The critical situation persisted. A volunteer detachment (25 men, commander of the 3rd Rank G. V. Ternovsky) hastily formed from the crews of the ships, landed on the shore. During the night, the Soviets had to repel 14 enemy attacks. Only thanks to exceptional courage and a high level of combat training, the Marines managed to survive. The ships that arrived in the morning remained in the harbor and supported the troops with their artillery fire. Due to the bad weather on that day, aviation was practically not used in the operation (only two bombers could fly to Seishin, but they had little impact). The main detachment (23 ships) left Vladivostok with the 13th Marine Brigade aboard, and at night, also the destroyer Voikov and a tank landing barge with seven T-26 tanks sailed for Seishin.

At about 04:00 on 15 August, the ships entered the port of Seishin and the main forces of the landing force (up to 5,000 men) began to disembark at the occupied bridgehead in the port under heavy Japanese fire. The resistance of an ever-increasing adversary was so powerful that the launch of an entire brigade into battle did not lead to a turning point in the battle. Only in the middle of the day with the help of tanks and artillery fire from the ships that damaged the Japanese armored train, which was forced to leave the battlefield, the port was finally cleared and the fighting began to take the city. By evening, the city was almost completely cleared of the Japanese, saving the surviving advanced groups of paratroopers. Stubborn fighting continued in the outskirts of the city. The commander, Lieutenant General S. I. Kabanov, arrived at the port and assumed leadership of the operation.

In the afternoon, another detachment of ships left Vladivostok (one destroyer, two minesweepers, three transports, one patrol and border boat), carrying the third echelon of assault forces: 615 soldiers, 60 guns and mortars, and 94 cars. Almost all the ships remained in the harbor and supported the offensive with artillery fire. The Japanese tried to counteract them with fire from the still surviving coastal artillery and with attacks of individual aircraft. In the harbor a minesweeper was damaged by a US naval mine.

On 16 August, the third echelon of the landing force was landed in the port, while two more minesweepers were significantly damaged by mines. The fleet command, realizing that it had underestimated the enemy, was now fully building up the power of the landing force. At first, another tank landing barge with seven T-26 tanks and two vehicles aboard was sent to Seishin. Then, the next detachment of ships, not initially planned, left Vladivostok: one patrol ship, one minesweeper, six landing craft, one tank landing ship, carrying the 205th infantry regiment and military equipment. During the day, the landing forces executed a limited offensive from Seishin towards the north and north-west.

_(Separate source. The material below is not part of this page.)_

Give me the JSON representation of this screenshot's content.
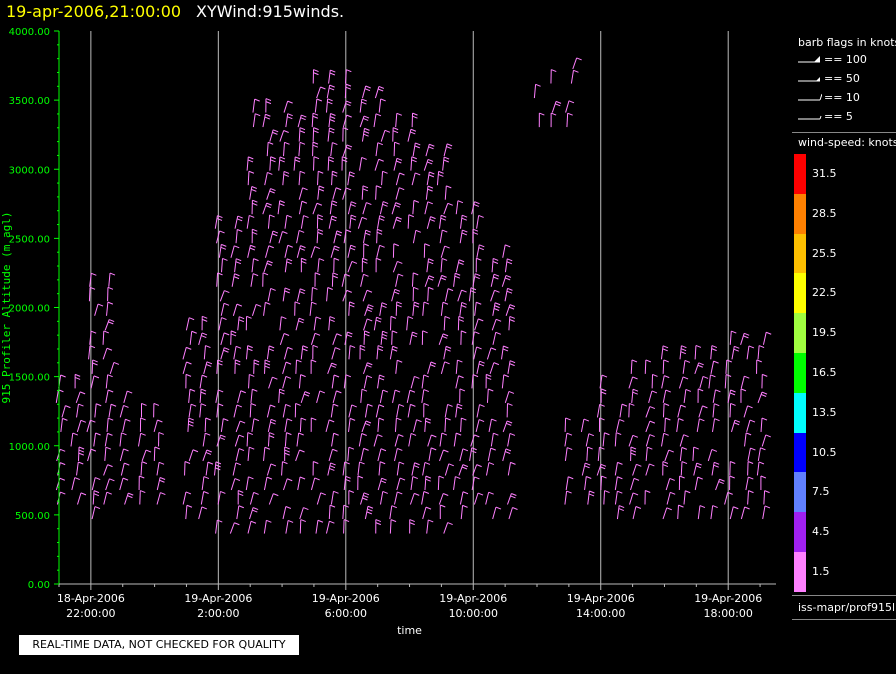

Japanese troops in the area of the city received a message about the order of the Emperor of Japan about the cessation of resistance. Although a number of units refused to lay down their arms, organized resistance had almost ceased by the end of the day. In some areas, the surrender of Japanese soldiers began.

On 17 August, the ships that had left Vladivostok the previous day, arrived at the port and the landing of the troops was carried out safely. There were small skirmishes and shootouts with individual groups and subunits of the enemy. The Japanese were taken prisoner, some of their units left the front and tried to go south overland.

Around 11:30, a forward detachment of the 25th Army under command of Colonel General Ivan Chistyakov of the 1st Far Eastern Front reached the positions of the landing force.
The Seishin Landing Operation had ended.

==Awards==
Several hundred soldiers and commanders were awarded. The commander of the 140th reconnaissance unit, Sr. Lt. Viktor Leonov received his second Hero of the Soviet Union on 14 September 1945. Chŏng Sangjin, the only Korean on the Soviet side, received an Order of the Red Banner. Red Army Nurse Mariya Tsukanova, who had been captured and tortured to death by the Japanese, was posthumously awarded the title Hero of the Soviet Union by decree of the Supreme Soviet of the USSR, becoming the only woman that fought in the Soviet-Japanese war to receive the title.